Thanks to our “revised” gastrointestinal systems we know that the body can go long periods of time without food, but for kids especially breakfast is important. It helps them have the energy they need to power arguably the most important organ in the human body: the brain!

My youngest daughter was that kind of kid. She would often skip breakfast, mostly because she isn’t a big meat eater and cereal got boring after a while. But she does like protein shakes. In fact, she went with me to the gym this weekend and, as we were leaving, asked for a shake. I grudgingly forked over about $6 for the very same shake recipe I share below. But I would say it was still worth it because I have finally, FINALLY found something the child will consume for breakfast that is not a doughnut!

WARNING: This shake is not for you, post-ops! Especially if you have reactive hypoglycemia or, like me, are simply prone to “very special moments” when too many carbs are playing in the playground. Kids, though? They need carbs. Good carbs. And good fat. And a good bit of protein, making this a great shake for your kid. You? You may have a sip. Maybe two. But then proceed DIRECTLY to the 2nd shake recipe!!!

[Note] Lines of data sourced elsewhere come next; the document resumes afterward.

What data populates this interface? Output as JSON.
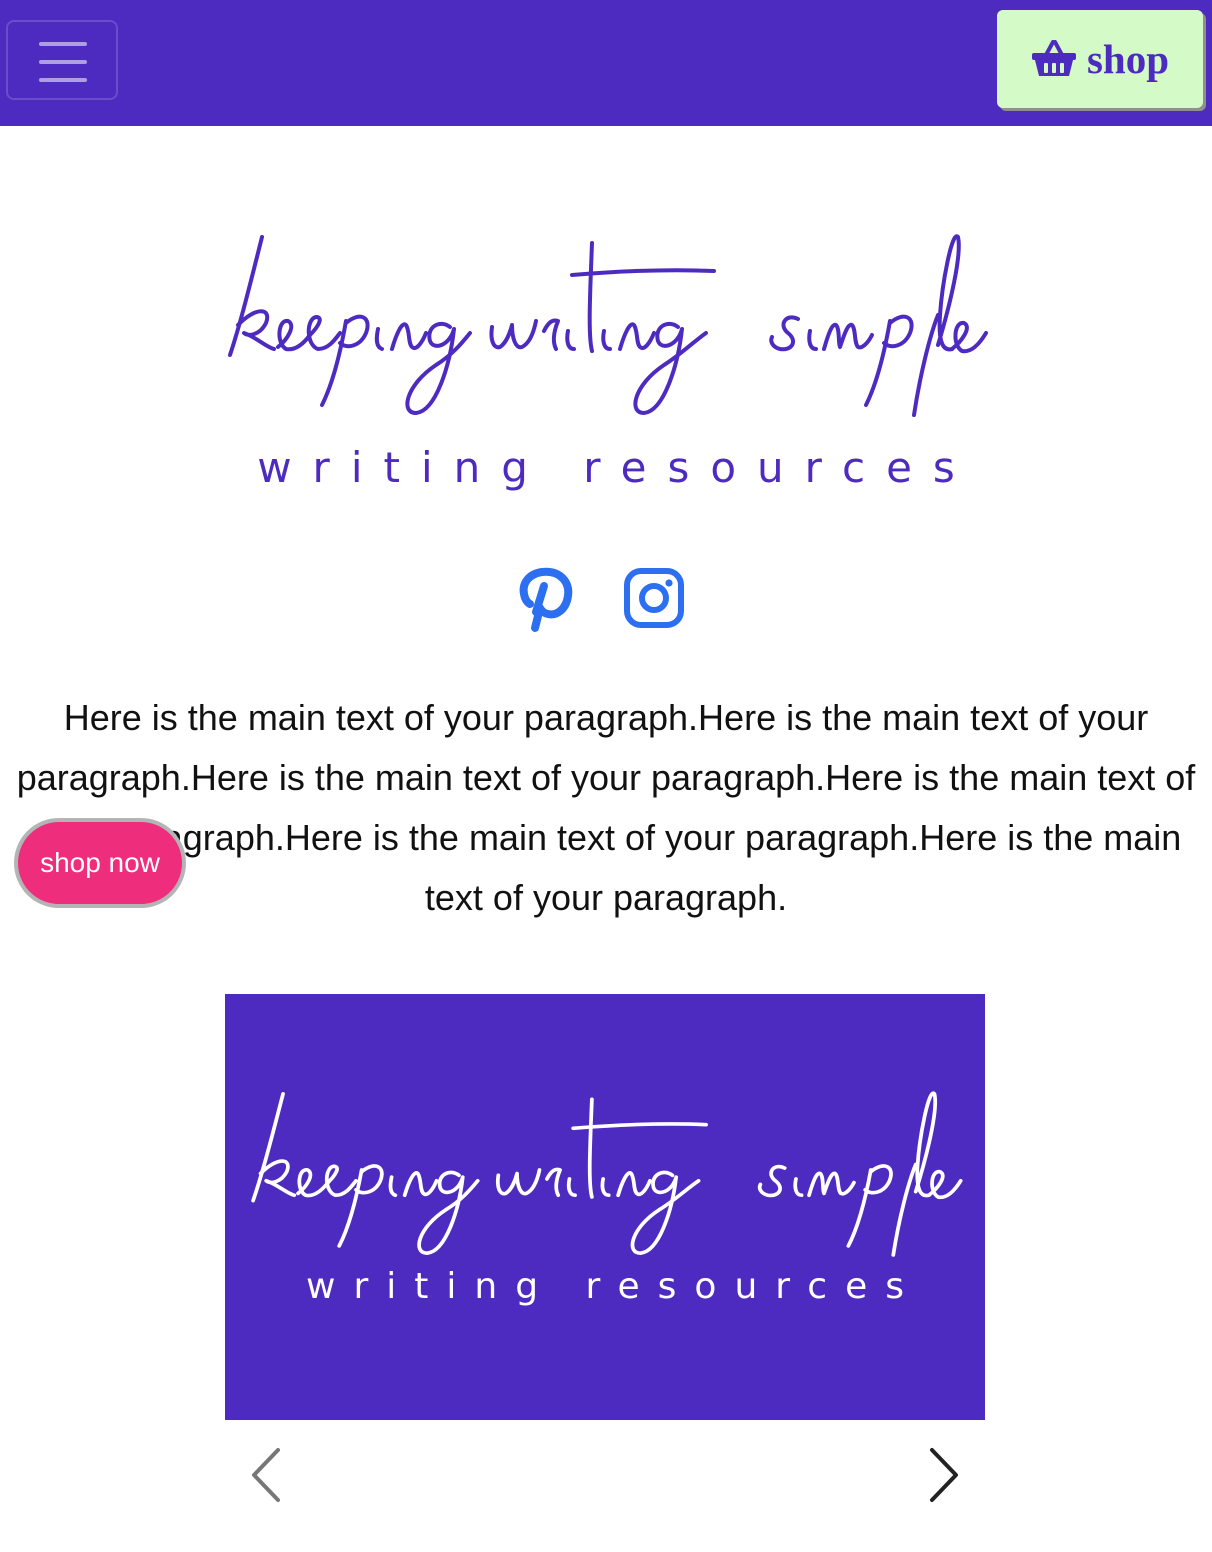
{
  "header": {
    "menu_icon": "hamburger-menu-icon",
    "shop_label": "shop",
    "shop_icon": "shopping-basket-icon",
    "bg_color": "#4d2bc0",
    "shop_bg_color": "#d4fac8"
  },
  "brand": {
    "script_title": "keeping writing simple",
    "subtitle": "writing resources",
    "color": "#4d2bc0"
  },
  "social": [
    {
      "name": "pinterest",
      "icon": "pinterest-icon"
    },
    {
      "name": "instagram",
      "icon": "instagram-icon"
    }
  ],
  "main": {
    "paragraph": "Here is the main text of your paragraph.Here is the main text of your paragraph.Here is the main text of your paragraph.Here is the main text of your paragraph.Here is the main text of your paragraph.Here is the main text of your paragraph."
  },
  "cta": {
    "label": "shop now",
    "color": "#ee2d7d"
  },
  "carousel": {
    "slide_title": "keeping writing simple",
    "slide_subtitle": "writing resources",
    "slide_bg": "#4d2bc0",
    "prev_icon": "chevron-left-icon",
    "next_icon": "chevron-right-icon"
  }
}
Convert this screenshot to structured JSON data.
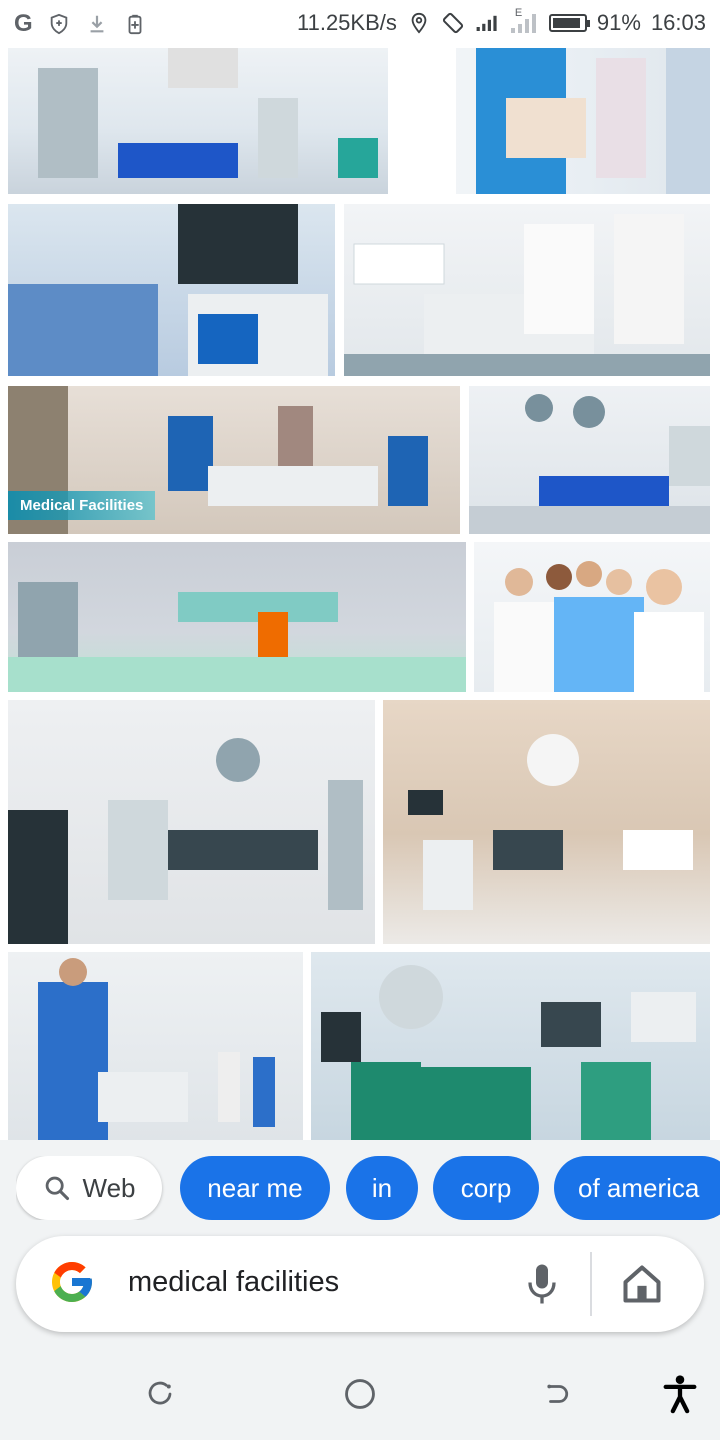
{
  "status_bar": {
    "app_letter": "G",
    "speed": "11.25KB/s",
    "network_type": "E",
    "battery": "91%",
    "battery_level": 0.91,
    "time": "16:03"
  },
  "results": {
    "caption_medical_facilities": "Medical Facilities"
  },
  "chips": [
    {
      "label": "Web",
      "icon": "search-icon"
    },
    {
      "label": "near me"
    },
    {
      "label": "in"
    },
    {
      "label": "corp"
    },
    {
      "label": "of america"
    }
  ],
  "search": {
    "query": "medical facilities",
    "logo": "google-g-logo",
    "mic_icon": "mic-icon",
    "home_icon": "home-icon"
  },
  "nav": {
    "icons": [
      "recents-icon",
      "home-circle-icon",
      "back-icon",
      "accessibility-icon"
    ]
  },
  "colors": {
    "accent": "#1a73e8",
    "panel_bg": "#f1f3f4"
  }
}
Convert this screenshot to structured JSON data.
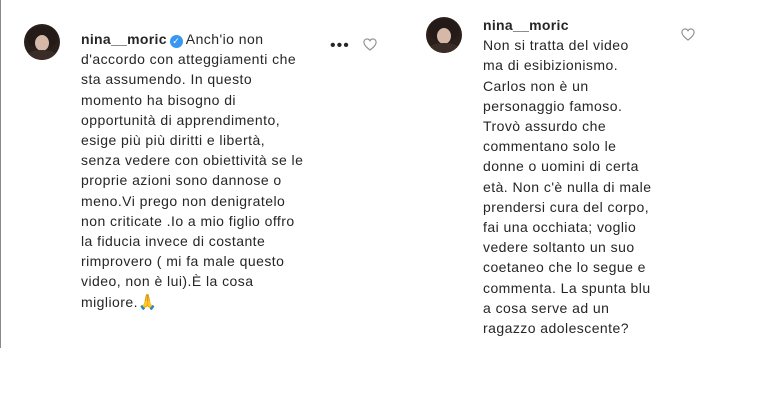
{
  "comments": [
    {
      "username": "nina__moric",
      "verified": true,
      "text": "Anch'io non\nd'accordo con atteggiamenti che\nsta assumendo. In questo\nmomento ha bisogno di\nopportunità di apprendimento,\nesige più più diritti e libertà,\nsenza vedere con obiettività se le\nproprie azioni sono dannose o\nmeno.Vi prego non denigratelo\nnon criticate .Io a mio figlio offro\nla fiducia invece di costante\nrimprovero ( mi fa male questo\nvideo, non è lui).È la cosa\nmigliore.",
      "emoji": "🙏",
      "more_glyph": "•••",
      "icons": [
        "avatar",
        "verified-icon",
        "more-icon",
        "heart-icon",
        "praying-hands-icon"
      ]
    },
    {
      "username": "nina__moric",
      "verified": false,
      "text": "Non si tratta del video\nma di esibizionismo.\nCarlos non è un\npersonaggio famoso.\nTrovò assurdo che\ncommentano solo le\ndonne o uomini di certa\netà. Non c'è nulla di male\nprendersi cura del corpo,\nfai una occhiata; voglio\nvedere soltanto un suo\ncoetaneo che lo segue e\ncommenta. La spunta blu\na cosa serve ad un\nragazzo adolescente?",
      "icons": [
        "avatar",
        "heart-icon"
      ]
    }
  ],
  "colors": {
    "text": "#262626",
    "verified": "#3897f0",
    "background": "#ffffff"
  }
}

Nik’s Trail Mix Protein Shake (for non-op shake lovers)
(Depending on the age of your kid, this would make more than one shake. Feel free to cut the recipe in half to get less!)

8 oz. milk of some sort (your choice)
1/2 ripened banana
1 heaping tablespoon almond butter
1/8 c. lower-sugar granola of your choice (I used all natural pumpkin spice granola I got from the farmer’s market)
1 tbsp raisins
1 scoop vanilla protein powder
A few ice cubes
OPTIONAL: Sweetener to taste (I didn’t have to use sweetener but it depends on the kid)


Combine everything EXCEPT protein and ice in your blender until well mixed.

Add protein and ice and blend again until smooth.

Serve in a glass and try not to sip!!! It’s not for you!!!

The picture at the top is this protein shake in my daughters re-usable travel cup. I made it in the morning, she sipped while she dressed and took it straight out the door with her. Lovely!

Now for you…it’s been a LONG time since I’ve done a new protein shake recipe. There are so many on this blog already (and even MORE than in that link, which I’m working on updating) that I have an extensive list from which to choose. This shake was, as so many are, a result of having to use what I had on hand at the moment. The results were very yummy.

Nik’s “Peanutella” Protein Shake

8 oz. milk
1 scoop chocolate peanut butter protein powder


1 scoop chocolate protein powder + 1 tbsp PB2
(I would not recommend using peanut butter. Too high in calories and fat for this!)

1 tbsp unsweetened cocoa powder
1 tsp good decaf instant coffee
2 pumps (tablespoons) sugar-free hazelnut syrup
OPTIONAL:2 tbsp fat-free or sugar-free whipped cream (your choice)


Blend according to the Triple X Method. Or not. Your choice. This is definitely a blender recipe though. A shaker cup would not work well!



  1. Way too funny – I was just about to send you the recipe for my PB&J shake, which is very similar yup this, but I was waiting to check and see if you already have one.

  2. I too had the same surgery as you the year before you. I lost 210 pounds and kept it off for until 2012 when I lost my job of 23 years and was unemployed for a year before finding another. I let myself gain 105 pounds over time and now am 2 months into trying to get it back off. I’m finding the road hard but it took me time to get here and will take me time to get back where I want to be. I never reached my goal and I want to do that. I stumbled upon your book and I’m hoping to find more inspiration from you and your followers, thx and keep up the good work. People like me need people like you!